Employment app and website Indeed is perhaps the one that swings the hardest for your cryballs, showing the sheer scale and broad sweep of people looking for new jobs at any one time. We see men, women, high school graduates, and parents in scenes of joy, sadness, struggle, and determination. The only hint that it was made this year is the man doing a job interview over Zoom. Called “The Rising” and set to the tune of Christian Shelton’s cover of the Andra Day hit “Rise Up,” it’s putting an emotionally uplifting spin on the search for your perfect job.

Over at Logitech, the tech accessories brand enlisted Lil Nas X to narrate and star alongside 13 other artists and creators in a spot that’s going for what I’ll call the Generational Anthem genre of advertising. “We stand in defiance. We the makers. We the ground-breakers. We the creators, the screamers, the dreamers. We defy expectations, perceptions, and misconceptions. We defy the logic of what we should look like, sound like, be like. We defy genres, algorithms, and entire industries. See us defy that little voice that says, ‘Oh no, we can’t,’ with a roar back that says, ‘Oh yes, we will.’ Because to create the future, you must defy the logic of the past.”

It’s a common approach, used to sell just about anything, even sneakers.
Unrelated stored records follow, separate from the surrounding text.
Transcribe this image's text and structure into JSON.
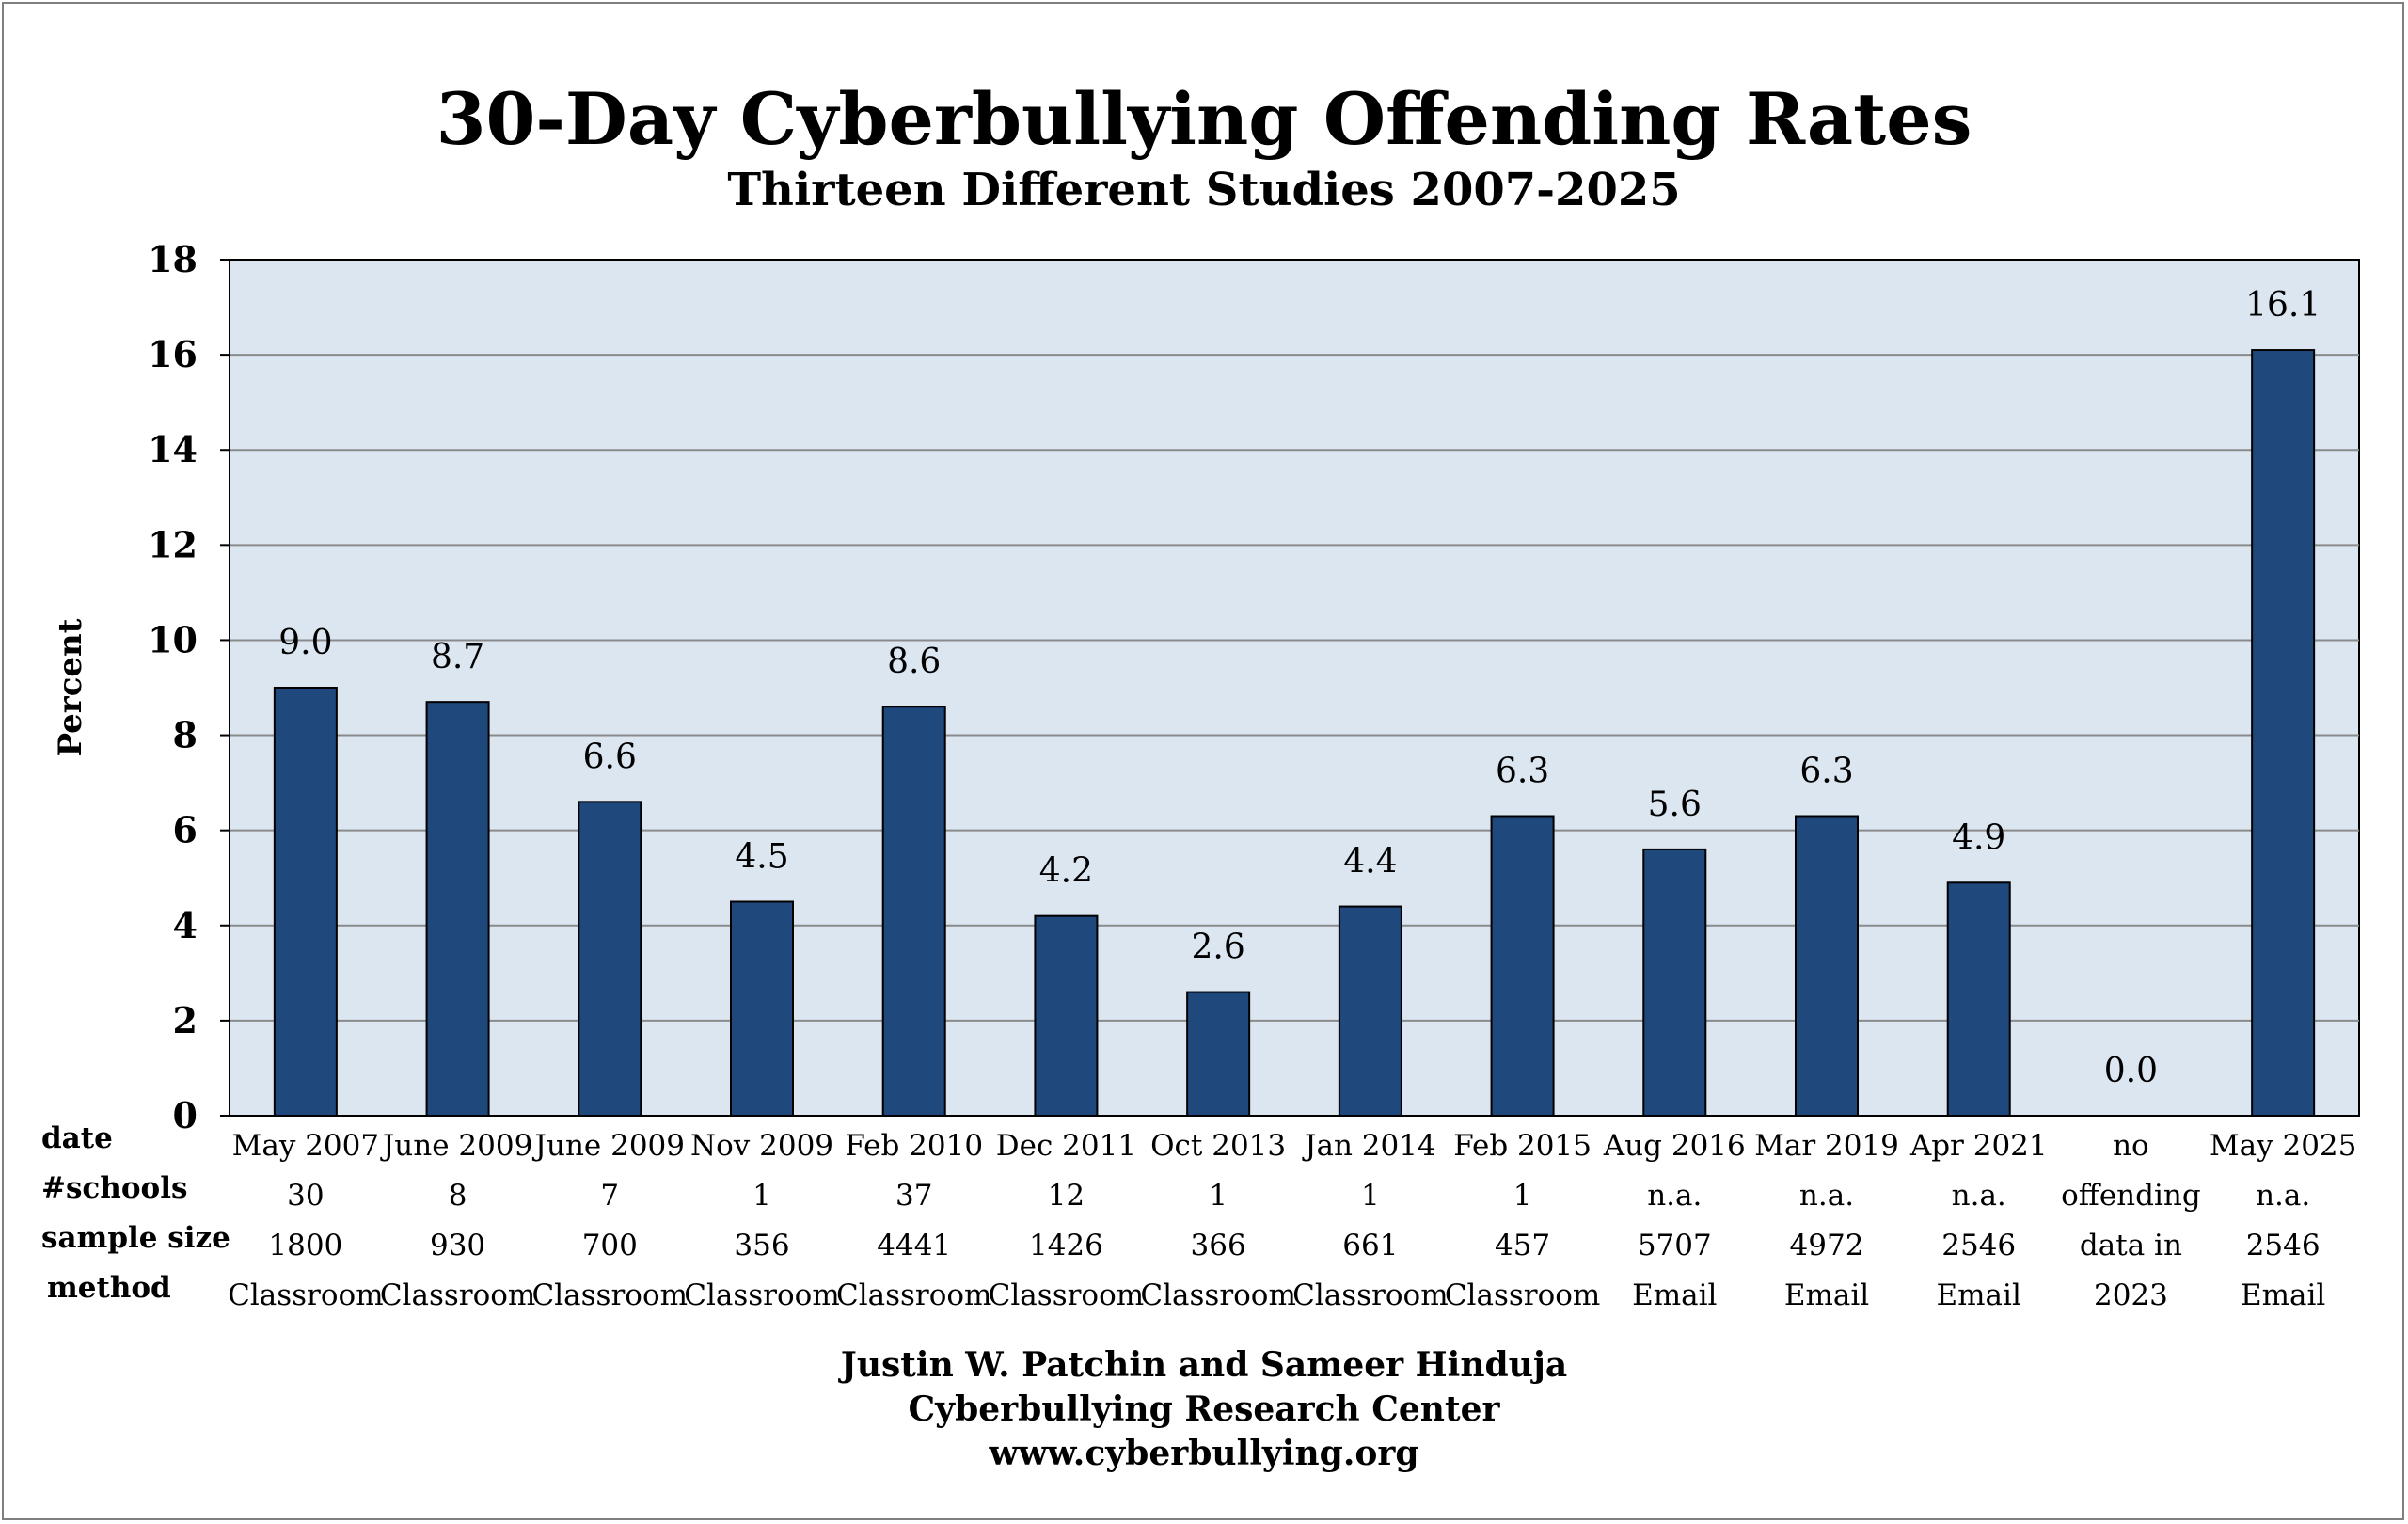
{
  "title": "30-Day Cyberbullying Offending Rates",
  "subtitle": "Thirteen Different Studies 2007-2025",
  "chart_data": {
    "type": "bar",
    "title": "30-Day Cyberbullying Offending Rates",
    "subtitle": "Thirteen Different Studies 2007-2025",
    "ylabel": "Percent",
    "xlabel": "",
    "ylim": [
      0,
      18
    ],
    "yticks": [
      0,
      2,
      4,
      6,
      8,
      10,
      12,
      14,
      16,
      18
    ],
    "grid": true,
    "legend": "none",
    "bar_color": "#1f497d",
    "plot_background": "#dce6f1",
    "categories": [
      "May 2007",
      "June 2009",
      "June 2009",
      "Nov 2009",
      "Feb 2010",
      "Dec 2011",
      "Oct 2013",
      "Jan 2014",
      "Feb 2015",
      "Aug 2016",
      "Mar 2019",
      "Apr 2021",
      "no",
      "May 2025"
    ],
    "values": [
      9.0,
      8.7,
      6.6,
      4.5,
      8.6,
      4.2,
      2.6,
      4.4,
      6.3,
      5.6,
      6.3,
      4.9,
      0.0,
      16.1
    ],
    "data_labels": [
      "9.0",
      "8.7",
      "6.6",
      "4.5",
      "8.6",
      "4.2",
      "2.6",
      "4.4",
      "6.3",
      "5.6",
      "6.3",
      "4.9",
      "0.0",
      "16.1"
    ],
    "table": {
      "row_labels": [
        "date",
        "#schools",
        "sample size",
        "method"
      ],
      "schools": [
        "30",
        "8",
        "7",
        "1",
        "37",
        "12",
        "1",
        "1",
        "1",
        "n.a.",
        "n.a.",
        "n.a.",
        "offending",
        "n.a."
      ],
      "sample_size": [
        "1800",
        "930",
        "700",
        "356",
        "4441",
        "1426",
        "366",
        "661",
        "457",
        "5707",
        "4972",
        "2546",
        "data in",
        "2546"
      ],
      "method": [
        "Classroom",
        "Classroom",
        "Classroom",
        "Classroom",
        "Classroom",
        "Classroom",
        "Classroom",
        "Classroom",
        "Classroom",
        "Email",
        "Email",
        "Email",
        "2023",
        "Email"
      ]
    }
  },
  "footer": {
    "line1": "Justin W. Patchin and Sameer Hinduja",
    "line2": "Cyberbullying Research Center",
    "line3": "www.cyberbullying.org"
  }
}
Freelance working platform Fiverr will be using Four Seasons Total Landscaping to show how to take your small business and make it big. Because that joke didn’t get old after, say, November 8.
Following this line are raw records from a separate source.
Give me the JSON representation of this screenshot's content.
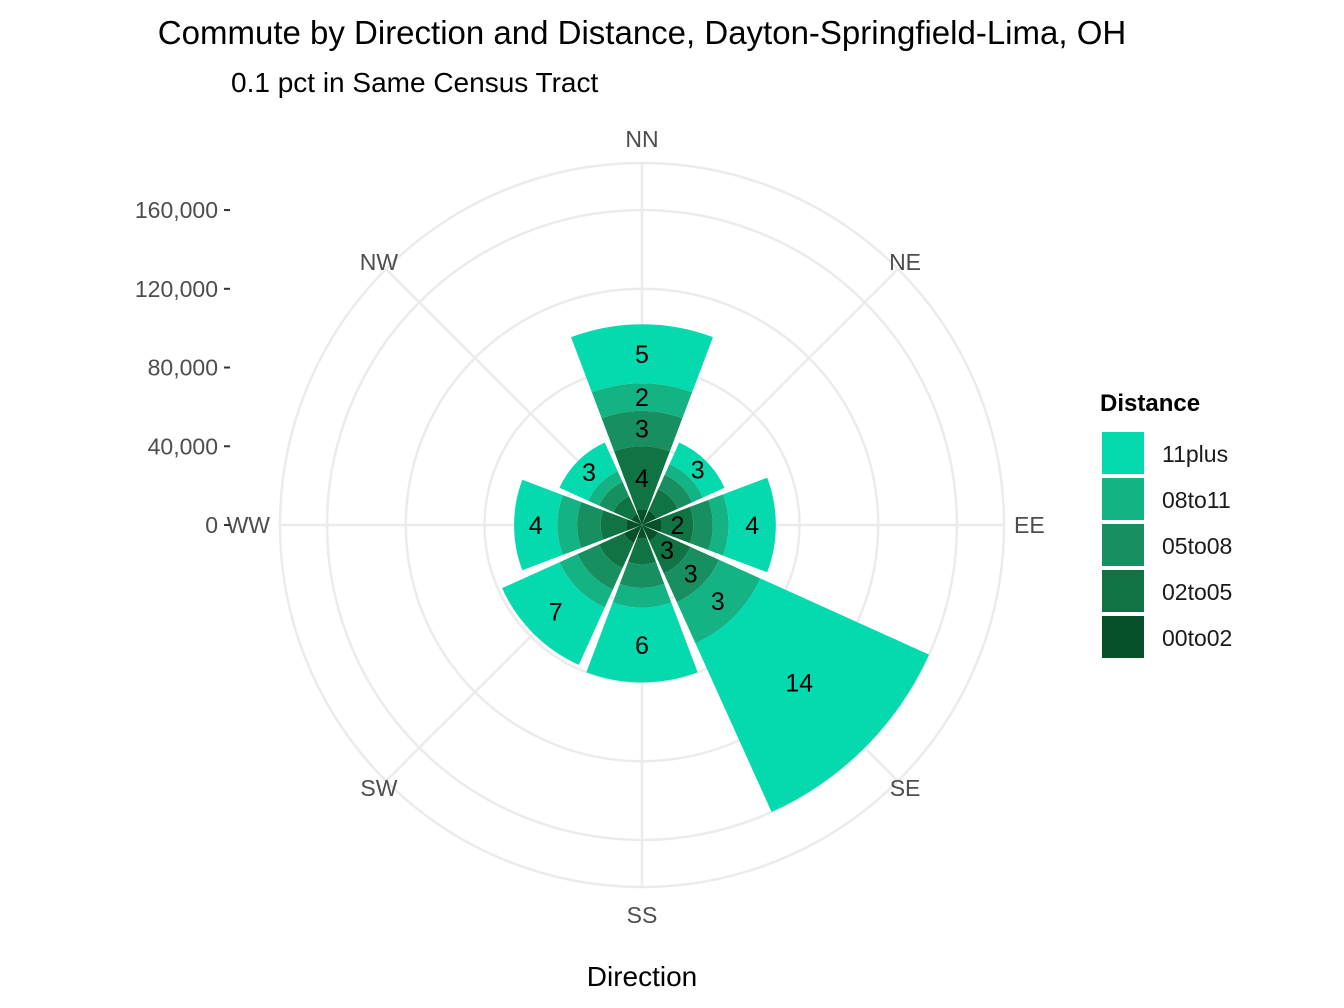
{
  "chart_data": {
    "type": "bar",
    "coord": "polar",
    "stacked": true,
    "title": "Commute by Direction and Distance, Dayton-Springfield-Lima, OH",
    "subtitle": "0.1 pct in Same Census Tract",
    "xlabel": "Direction",
    "ylabel": "",
    "ylim": [
      0,
      160000
    ],
    "y_ticks": [
      0,
      40000,
      80000,
      120000,
      160000
    ],
    "y_tick_labels": [
      "0",
      "40,000",
      "80,000",
      "120,000",
      "160,000"
    ],
    "categories": [
      "NN",
      "NE",
      "EE",
      "SE",
      "SS",
      "SW",
      "WW",
      "NW"
    ],
    "legend_title": "Distance",
    "legend_position": "right",
    "grid": true,
    "series": [
      {
        "name": "00to02",
        "color": "#06512A",
        "values": [
          8000,
          8000,
          10000,
          9000,
          7000,
          10000,
          8000,
          6000
        ],
        "labels": [
          "",
          "",
          "",
          "",
          "",
          "",
          "",
          ""
        ]
      },
      {
        "name": "02to05",
        "color": "#107343",
        "values": [
          32000,
          12000,
          16000,
          18000,
          13000,
          14000,
          13000,
          10000
        ],
        "labels": [
          "4",
          "",
          "2",
          "3",
          "",
          "",
          "",
          ""
        ]
      },
      {
        "name": "05to08",
        "color": "#178F61",
        "values": [
          18000,
          8000,
          10000,
          16000,
          12000,
          12000,
          12000,
          8000
        ],
        "labels": [
          "3",
          "",
          "",
          "3",
          "",
          "",
          "",
          ""
        ]
      },
      {
        "name": "08to11",
        "color": "#14B383",
        "values": [
          14000,
          6000,
          8000,
          23000,
          10000,
          10000,
          10000,
          6000
        ],
        "labels": [
          "2",
          "",
          "",
          "3",
          "",
          "",
          "",
          ""
        ]
      },
      {
        "name": "11plus",
        "color": "#05D9AE",
        "values": [
          30000,
          12000,
          24000,
          94000,
          38000,
          32000,
          22000,
          16000
        ],
        "labels": [
          "5",
          "3",
          "4",
          "14",
          "6",
          "7",
          "4",
          "3"
        ]
      }
    ]
  }
}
Robinhood, meanwhile, decided to just play the plug-ears-la-la-la card and pretend that the last two weeks didn’t even happen, to drop a spot that’s looking to show you that you’ve always been an investor—that haircut, that new dog, the 6 a.m. jog,  relationships, new businesses—and now it’s time to take that experience into the stock market. Thankfully, those call options I had on that buzzcut from a barber with diamond hands didn’t bankrupt my whole family.

Guinness recruited NFL legend Joe Montana to invoke the famous 1979 Cotton Bowl comeback by his Notre Dame Fighting Irish (the Chicken Soup Game) in which he fought off cold conditions and scored three touchdowns in the last eight minutes of the game, as a metaphor for dealing with the flaming pile of bad situations that was 2020. “You wanna be great?” Montana asks rhetorically. “Make everyone around you better.” Sure thing, champ, but two screaming elementary-school kids during a Zoom meeting is a more formidable threat than the Houston Cougars defensive backfield.
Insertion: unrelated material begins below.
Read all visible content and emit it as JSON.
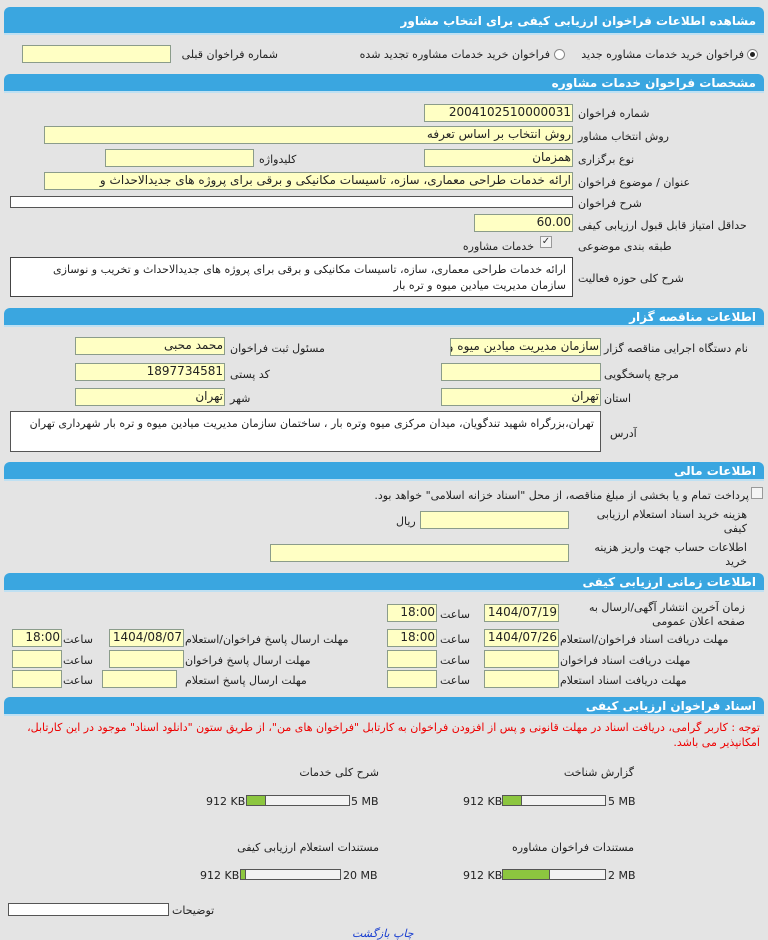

And lastly, Michelob Ultra showcases a laundry list of famed, successful athletes, but highlights their more candid moments away from competition to ask us to focus on our own personal happiness. The commercial asks if stars such as Serena Williams, Peyton Manning, and Anthony Davis were happy because they were winning, or winning because they were happy.

 

Insecurity and uncertainty have always been fertile ground for any advertiser to manipulate for commercial purposes. But this year was not the one for the Super Bowl ad breaks to be life-coaching sessions. So by Monday, these marketers will all be singing their own version of another Dolly hit: “Do I Ever Cross Your Mind.”